# Spam mit Laptop/Iphone ect.-Gewinnversprechen



## Marco001 (4 Juni 2010)

Hallo, derzeit bekomme ich Spammails, in denen versprochen wird, dass es einen Gratis Laptop/Iphone ect. gäbe und er zur Abholung bereit läge.
Die Seite, auf die man kommt, sieht folgendermaßen aus:

-KEIN Impressum oder andere Infos über den Betreiber
-Schlicht aufgebaut, als Header Iphone/Laptop und andere versprochenen Sachen
-Ein Feld, wo man seine Telefonnummer eingeben soll, um weitere Anweisungen zu erhalten

Für mich klingt das nach einem Datensammler, der Telefonnummern sammelt, um sie weiterzuverkaufen. Was meint ihr?


----------



## Reducal (4 Juni 2010)

*AW: Spam mit Laptop/Iphone ect.-Gewinnversprechen*



Marco001 schrieb:


> Die Seite, auf die man kommt, sieht folgendermaßen aus...

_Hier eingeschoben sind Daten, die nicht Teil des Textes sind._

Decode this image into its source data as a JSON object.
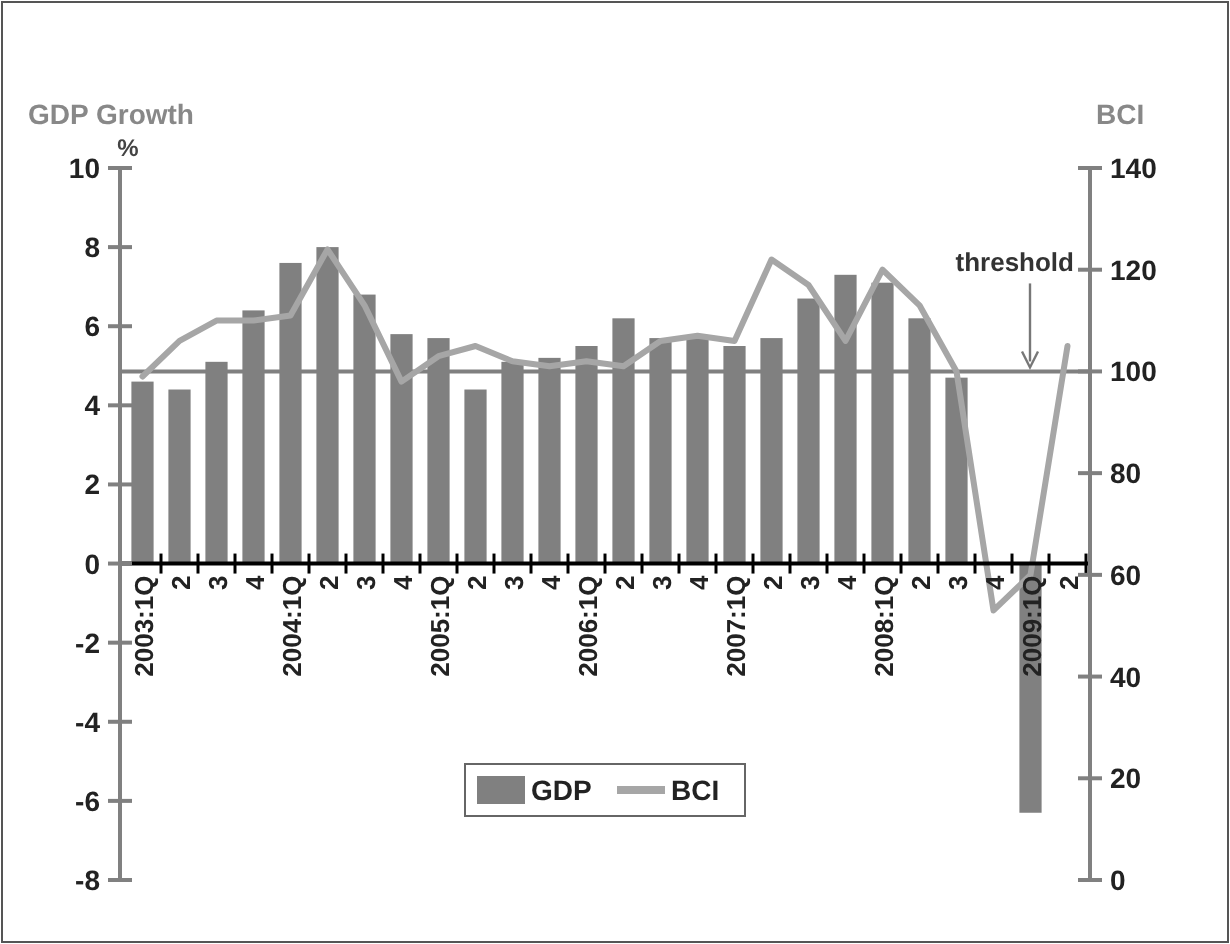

Gib mal bitte den Link rüber oder besser noch die ganze eMail. Per PN stelle ich dir eine eMailadresse zur Verfügung.



Marco001 schrieb:


> Für mich klingt das nach einem Datensammler, der Telefonnummern sammelt,  um sie weiterzuverkaufen. Was meint ihr?


Wozu Telefonnummern sammeln, wenn sonst kein Datenbestand dabei steht? Für den CallCentervertrieb wäre das zwar interessant, die Nutzung der Nummer wäre aber womöglich unzulässig. Außerdem lassen sich Telefonnummern tausenderweise, in Blöcken, billig erwerben. Da braucht es den Aufwand mit der Website, dem Spam und der umständlichen Verarbeitung gar nicht.

Vorm Eintragen der Nummer sollte aber dennoch Vorsicht geboten sein. Man könnte nämlich so ohne weitere Informationen ein Abo auslösen, das im "mobile Payment" gleich zu Buchungen über die Nummer führt. Möglich ist das über viele Anbieter (siehe z. B. MindMatics, 3united, Buongiorno, Burda Wirless, Vitaminic). Ob tatsächlich immer der notwendige PIN Code an die Nummer gesendet wird, der dann zur Bestätigung wiederum in eine Website einzutragen wäre, wage ich zu bezweifeln.


----------